A government decision for an increased lignite share of the country’s energy mix is purely temporary and driven by energy security concerns, Prime Minister Kyriakos Mitsotakis clarified during a speech yesterday in Kozani, northern Greece.
The same goes for Athens’ thoughts about extending the lives of state-controlled power utility PPC’s two lignite-fired power stations, Meliti and Agios Dimitrios V. PPC plans to withdraw these units by the end of 2023, as part of the country’s decarbonization strategy, but this exit date may now be delayed.
The technical future of PPC’s Ptolemaida V, a new convertible power station, is unclear. During yesterday’s speech, the Greek prime minister informed that, if needed, this facility would operate as a lignite-fired facility until 2028, before switching to natural gas.

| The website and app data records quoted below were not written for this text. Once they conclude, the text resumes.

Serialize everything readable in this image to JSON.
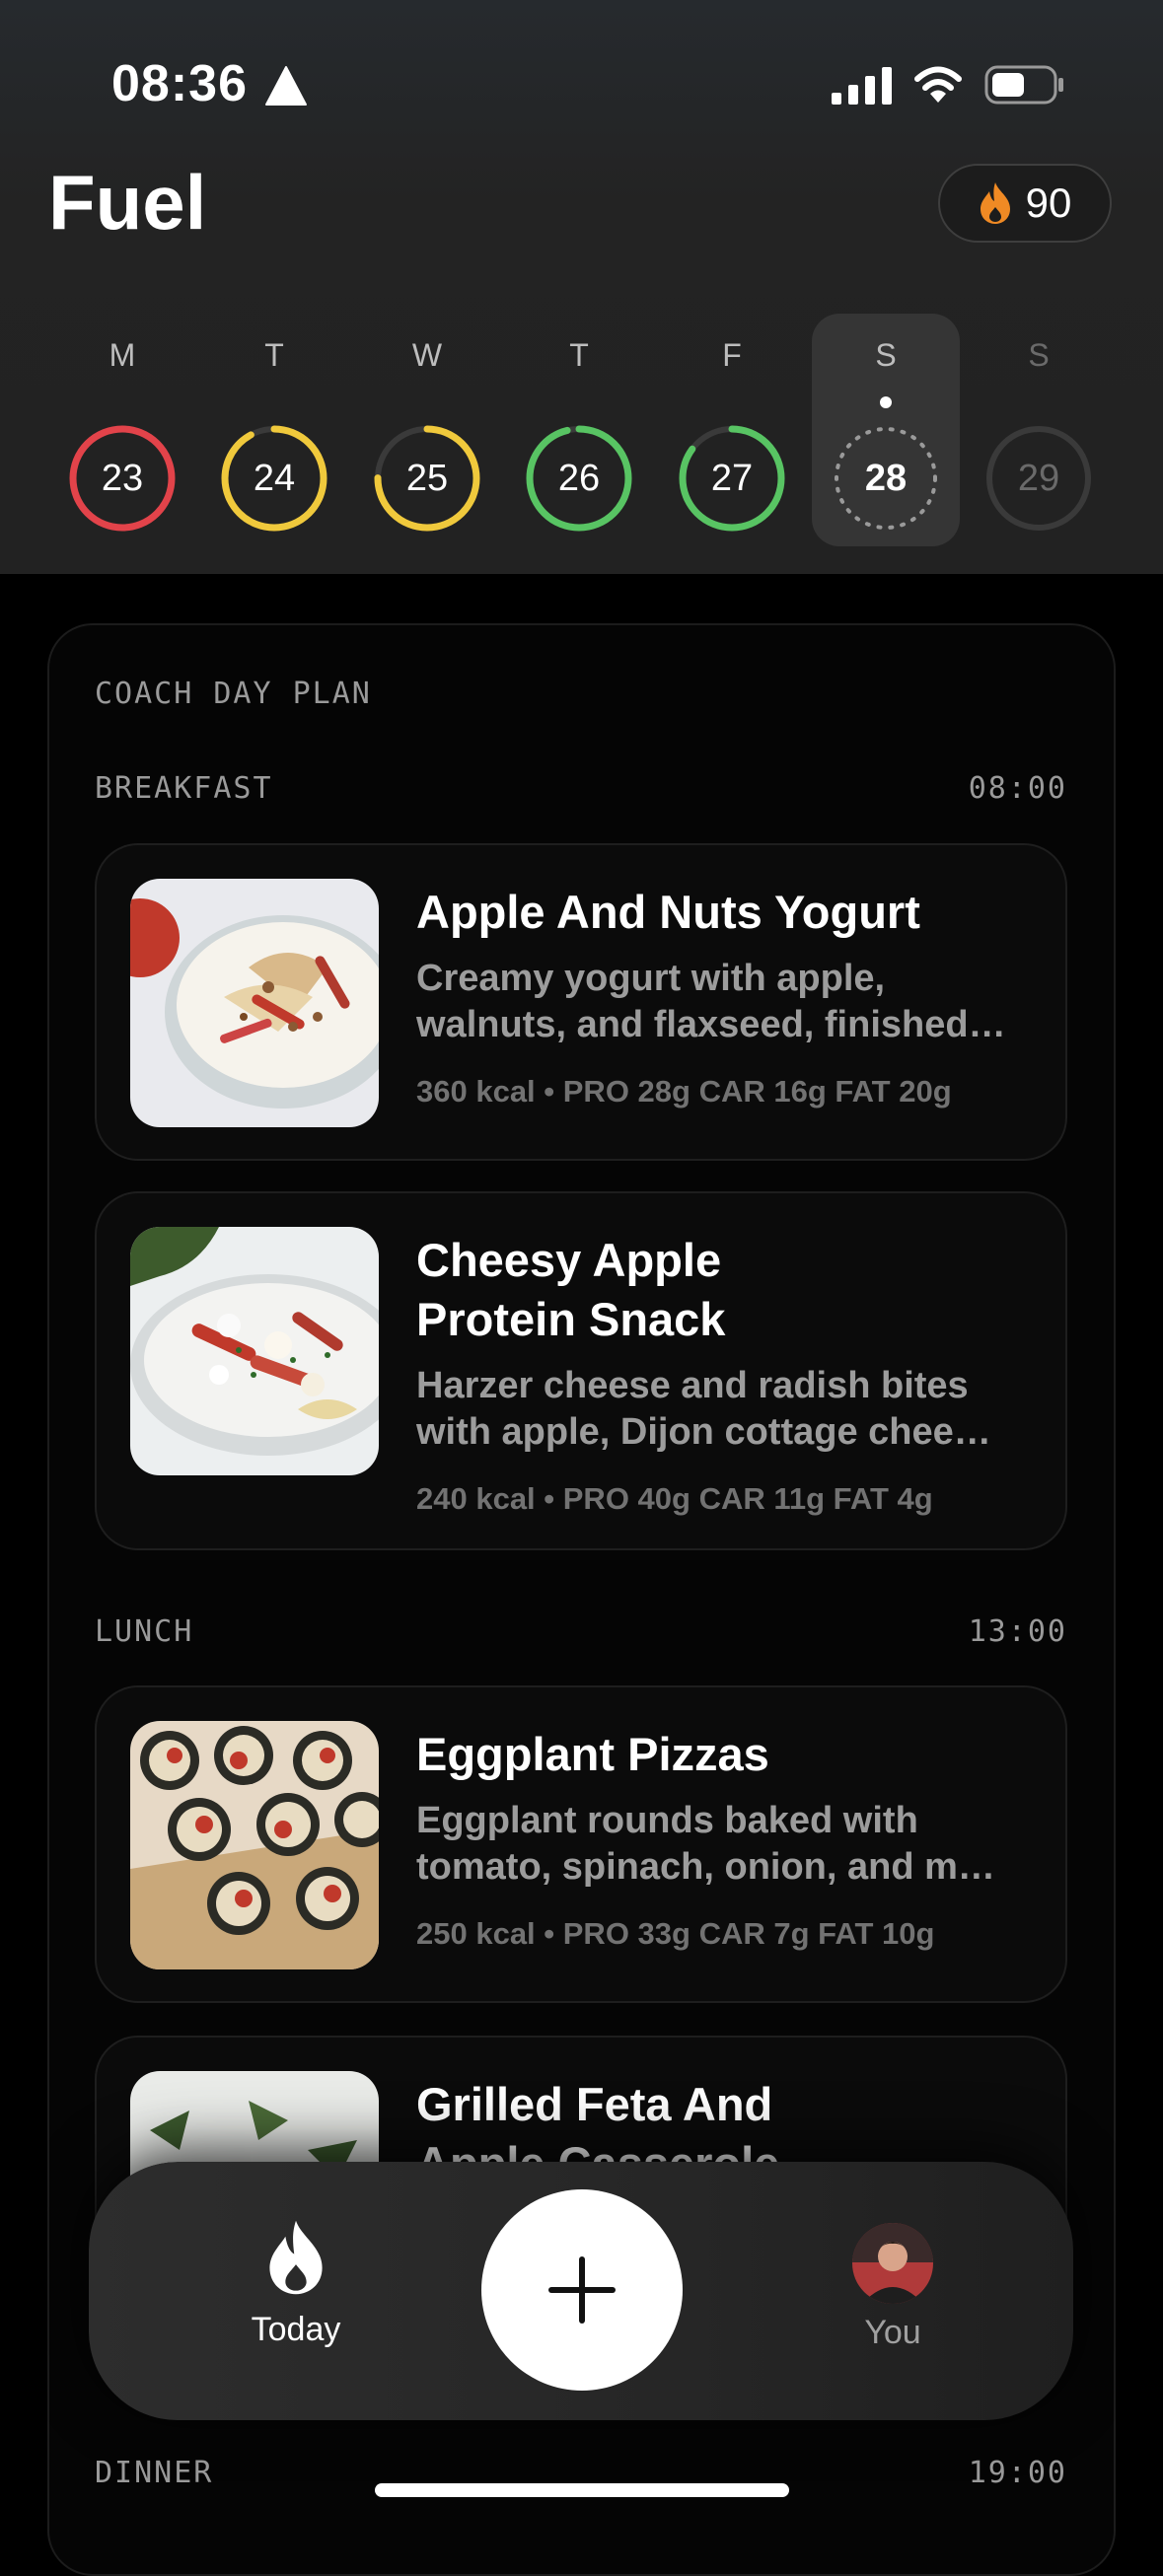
{
  "status": {
    "time": "08:36"
  },
  "header": {
    "title": "Fuel",
    "streak": "90"
  },
  "week": [
    {
      "label": "M",
      "day": "23",
      "ring": "#e2434a",
      "progress": 1.0,
      "selected": false,
      "dim": false
    },
    {
      "label": "T",
      "day": "24",
      "ring": "#f0c93c",
      "progress": 0.92,
      "selected": false,
      "dim": false
    },
    {
      "label": "W",
      "day": "25",
      "ring": "#f0c93c",
      "progress": 0.75,
      "selected": false,
      "dim": false
    },
    {
      "label": "T",
      "day": "26",
      "ring": "#58c463",
      "progress": 0.96,
      "selected": false,
      "dim": false
    },
    {
      "label": "F",
      "day": "27",
      "ring": "#58c463",
      "progress": 0.85,
      "selected": false,
      "dim": false
    },
    {
      "label": "S",
      "day": "28",
      "ring": "#9a9a9a",
      "progress": 0,
      "selected": true,
      "dim": false
    },
    {
      "label": "S",
      "day": "29",
      "ring": "#3a3a3a",
      "progress": 0,
      "selected": false,
      "dim": true
    }
  ],
  "plan": {
    "heading": "COACH DAY PLAN",
    "breakfast": {
      "label": "BREAKFAST",
      "time": "08:00"
    },
    "lunch": {
      "label": "LUNCH",
      "time": "13:00"
    },
    "dinner": {
      "label": "DINNER",
      "time": "19:00"
    },
    "meals": [
      {
        "title": "Apple And Nuts Yogurt",
        "desc": "Creamy yogurt with apple, walnuts, and flaxseed, finished…",
        "macros": "360 kcal • PRO 28g  CAR 16g  FAT 20g"
      },
      {
        "title": "Cheesy Apple Protein Snack",
        "desc": "Harzer cheese and radish bites with apple, Dijon cottage chee…",
        "macros": "240 kcal • PRO 40g  CAR 11g  FAT 4g"
      },
      {
        "title": "Eggplant Pizzas",
        "desc": "Eggplant rounds baked with tomato, spinach, onion, and m…",
        "macros": "250 kcal • PRO 33g  CAR 7g  FAT 10g"
      },
      {
        "title": "Grilled Feta And Apple Casserole"
      }
    ]
  },
  "tabbar": {
    "today": "Today",
    "you": "You"
  }
}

This switch could be made at an earlier date if the war ends and natural gas prices fall significantly, seen as unlikely at present.
This overall change in direction is directly linked to the European Commission’s decision to significantly revise the EU’s Fit for 55 plan, originally setting a target for a 55 percent reduction of carbon emissions by 2030, compared to 1990 levels. Details of the Fit for 55 revisions, prompted by the impact on markets of Russia’s ongoing war in Ukraine and the EU’s resulting decision to drastically reduce its reliance on Russian natural gas, are expected to be announced by the European Commission in May.
The EU’s new energy strategy is expected to lead to an increase in the use of biomethane and green hydrogen, as well as reduced gas consumption, regardless of the supplier, be it Russia, the USA, Qatar or Algeria.
Authorities admit the international LNG market cannot increase production to a level that would fully replace Russian gas supply.